En el balcón, cuelga contra la pared que da al cuarto donde
duermo, una bandera chilena de metro y medio por tres metros con
la estrella hacia la izquierda. Del otro costado asoman tres gorros, dos que
son promocionales y que seguramente ha dejado el empleo empresarial de mi tío, viseras,
y uno que es para tapar el sol playero, de paja y género, con un diseño en
espiral que recuerda al desierto, a los vídeos de Soundgarden, a la estética de
Jim Morrison, aferrados a la pared por medio de clavos y gravedad. Deben dar un
estilo de peinador de arena, de investigador privado californiano, de
empresario. Al fondo quedan unas cuantas toallas y camisas en el colgador de
ropa, en dirección a los paneles semitransparentes que utiliza mi tío Jorge
como cortinas en su privado cuarto personal aquí en Iquique.
Al principio nada más cabecear. Pasa media hora en que
todavía no se adentra por mis oídos y/o retinas el devenir de las vacaciones y
donde tal vez se podría hablar de un bloqueo frío, un bloqueo como sentir el reventarse
de una ventana yendo a 120 kilómetros por hora en un jeep por la carretera en
la Antártida. Sorbo mi café con un ruido asqueroso, prendo tres Philip Morris
que he de terminar junto a otra taza de Cruzeiro granulado caliente.
Tío Jorge es un hombre moreno, grande y colérico de barba
canosa, ordenada y poco pelo en la cabeza cuya función natural es hacer de
máquina estresadora o, en palabras más simples, novia. Prohíbe fumar, despierta
a una hora determinada, encarga tareas a la hora del almuerzo, durante la noche
y cuando vamos a la playa, exige un consumo económico de agua (la que en
Iquique está cara), juzga el carácter de sus visitantes (mi madre, Alicia, la
familia de Alicia, yo), medita sobre la situación política nacional y mundial,
etc. Aparte de esto, que se corresponde con la inspiración aristocrática del
intelecto, no hace gran cosa. En su trabajo pareciera hacer lo mismo. Un hombre
grande, es decir, gordo, como el que suscribe, a quien la vida sedentaria y los
genes le pasan la rabiosa y coronaria cuenta.

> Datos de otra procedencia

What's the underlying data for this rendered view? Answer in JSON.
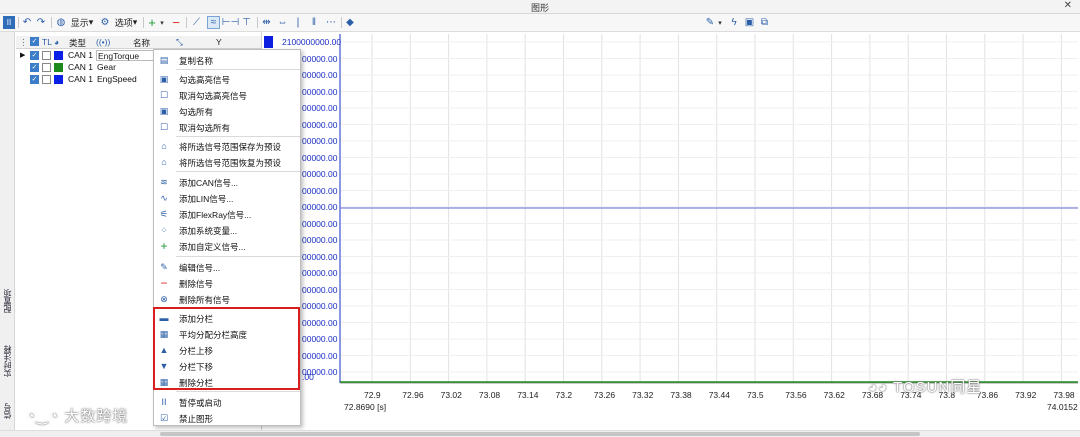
{
  "window": {
    "title": "图形",
    "close_glyph": "✕"
  },
  "toolbar": {
    "display_label": "显示",
    "options_label": "选项"
  },
  "side_tabs": [
    "配置项",
    "实时注释",
    "信号"
  ],
  "signal_table": {
    "headers": {
      "tl": "TL",
      "type": "类型",
      "name": "名称",
      "y": "Y"
    },
    "rows": [
      {
        "type": "CAN 1",
        "name": "EngTorque",
        "color": "#0a20e6",
        "checked": true
      },
      {
        "type": "CAN 1",
        "name": "Gear",
        "color": "#1c8a1c",
        "checked": true
      },
      {
        "type": "CAN 1",
        "name": "EngSpeed",
        "color": "#0a20e6",
        "checked": true
      }
    ]
  },
  "context_menu": {
    "items": [
      {
        "label": "复制名称",
        "icon": "copy-icon"
      },
      {
        "label": "勾选高亮信号",
        "icon": "check-square-icon"
      },
      {
        "label": "取消勾选高亮信号",
        "icon": "empty-square-icon"
      },
      {
        "label": "勾选所有",
        "icon": "check-square-icon"
      },
      {
        "label": "取消勾选所有",
        "icon": "empty-square-icon"
      },
      {
        "label": "将所选信号范围保存为预设",
        "icon": "home-icon"
      },
      {
        "label": "将所选信号范围恢复为预设",
        "icon": "home-outline-icon"
      },
      {
        "label": "添加CAN信号...",
        "icon": "can-icon"
      },
      {
        "label": "添加LIN信号...",
        "icon": "lin-icon"
      },
      {
        "label": "添加FlexRay信号...",
        "icon": "flexray-icon"
      },
      {
        "label": "添加系统变量...",
        "icon": "system-variable-icon"
      },
      {
        "label": "添加自定义信号...",
        "icon": "plus-icon"
      },
      {
        "label": "编辑信号...",
        "icon": "pencil-icon"
      },
      {
        "label": "删除信号",
        "icon": "minus-icon"
      },
      {
        "label": "删除所有信号",
        "icon": "delete-all-icon"
      },
      {
        "label": "添加分栏",
        "icon": "add-pane-icon"
      },
      {
        "label": "平均分配分栏高度",
        "icon": "equal-height-icon"
      },
      {
        "label": "分栏上移",
        "icon": "triangle-up-icon"
      },
      {
        "label": "分栏下移",
        "icon": "triangle-down-icon"
      },
      {
        "label": "删除分栏",
        "icon": "delete-pane-icon"
      },
      {
        "label": "暂停或启动",
        "icon": "pause-icon"
      },
      {
        "label": "禁止图形",
        "icon": "checked-box-icon"
      }
    ]
  },
  "chart": {
    "y_ticks": [
      "2100000000.00",
      "00000.00",
      "00000.00",
      "00000.00",
      "00000.00",
      "00000.00",
      "00000.00",
      "00000.00",
      "00000.00",
      "00000.00",
      "00000.00",
      "00000.00",
      "00000.00",
      "00000.00",
      "00000.00",
      "00000.00",
      "00000.00",
      "00000.00",
      "00000.00",
      "00000.00",
      "00000.00",
      ".00"
    ],
    "x_ticks": [
      "72.9",
      "72.96",
      "73.02",
      "73.08",
      "73.14",
      "73.2",
      "73.26",
      "73.32",
      "73.38",
      "73.44",
      "73.5",
      "73.56",
      "73.62",
      "73.68",
      "73.74",
      "73.8",
      "73.86",
      "73.92",
      "73.98"
    ],
    "x_start_label": "72.8690 [s]",
    "x_end_label": "74.0152",
    "series_colors": {
      "horizontal_line": "#8585e0",
      "bottom_line": "#1c8a1c"
    }
  },
  "watermarks": {
    "left": "大数跨境",
    "right": "TOSUN同星"
  }
}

Subimos al auto del “guatón” -así le dice mi santa madre- a
eso de las 10 de la mañana, para visitar primero una feria, después una plaza,
con tren y arbolito de navidad, y luego otra feria, junto a carabineros,
repleta de carnadas de cárcel, como pipas de marihuana y ofrecimientos. Fotos,
fotos, fotos.
En Iquique la gente no fuma ni cigarrillos, y si consumen,
lo hacen el fin de semana, como en cualquier ciudad del mundo.
Almorzamos a la 1 un vasito de ceviche con porotos
malhabidos (malhabidos más por la recopilación de materiales que por su estado
o la cocción), tomamos cerveza con Fanta, mezclamos con pan, con ensalada de
tomate y cebolla. Pongo la mesa yo, mi santa madre limpia, más rato el tío
Jorge duerme una siesta, mi santa madre teje, yo fumo unos cigarrillos y tomo
café; ambos, madre e hijo, en el balcón con vista a la playa. Un auto alarma y
calla repentinamente en los estacionamientos aledaños.